The Approach That Was Implemented

  1. Start with an accurate diagnosis
    Each programme began with an in-depth analysis of intercultural needs.
  2. Deploy tailored training
    The training was built around real situations, integrating communication, management and international collaboration.
  3. Train managers first
    Managers were placed at the centre of the transformation and learned how to identify and manage cultural friction.
  4. Ensure lasting impact
    Post-training follow-up helped anchor the skills in day-to-day professional reality.

What Were the Concrete Results?

  • +25% acceleration in international development
  • 0% expatriation failure in sensitive regions
  • Better team integration
  • Smoother collaboration

Want to Improve Your Teams’ International Performance?

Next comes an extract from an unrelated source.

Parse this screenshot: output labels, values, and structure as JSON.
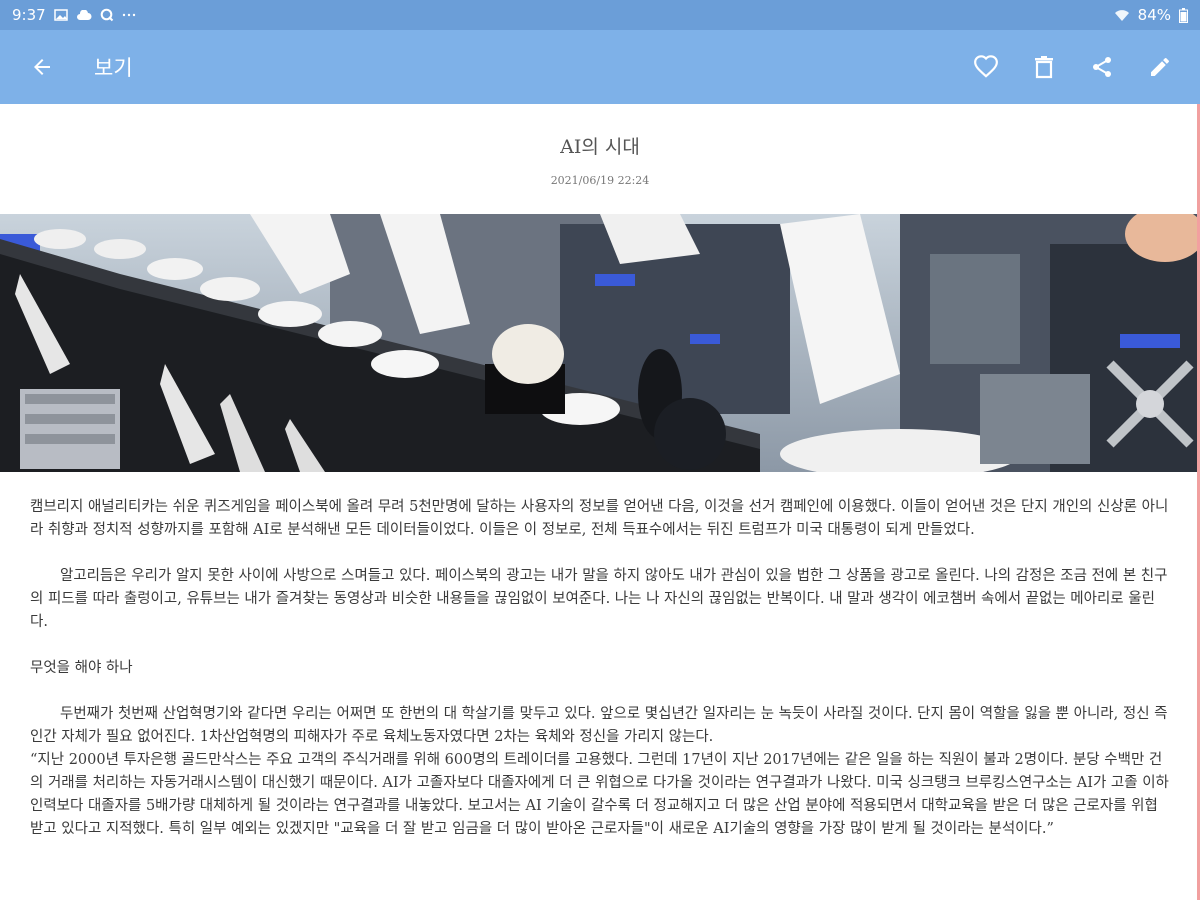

If your teams work internationally and you are noticing blocks, tension or slowdowns, intercultural factors are often the real cause. The French source places a strategic consultation CTA at this point in the article.

Key Takeaway

The strategy did not change. The technical expertise did not change either. What changed was human alignment — and that made all the difference.

Frequently Asked Questions About Intercultural Work in Business

What is the difference between language training and intercultural training?
Language training develops the language. Intercultural training develops the ability to collaborate effectively across cultures.

Why do expatriations fail?
Mostly for human reasons: culture shock, poor integration and misunderstandings.

When should teams be trained?
Before an international project, an expatriation or a new managerial role.

Is this useful for experienced teams?
Yes. Experience does not replace structured intercultural understanding.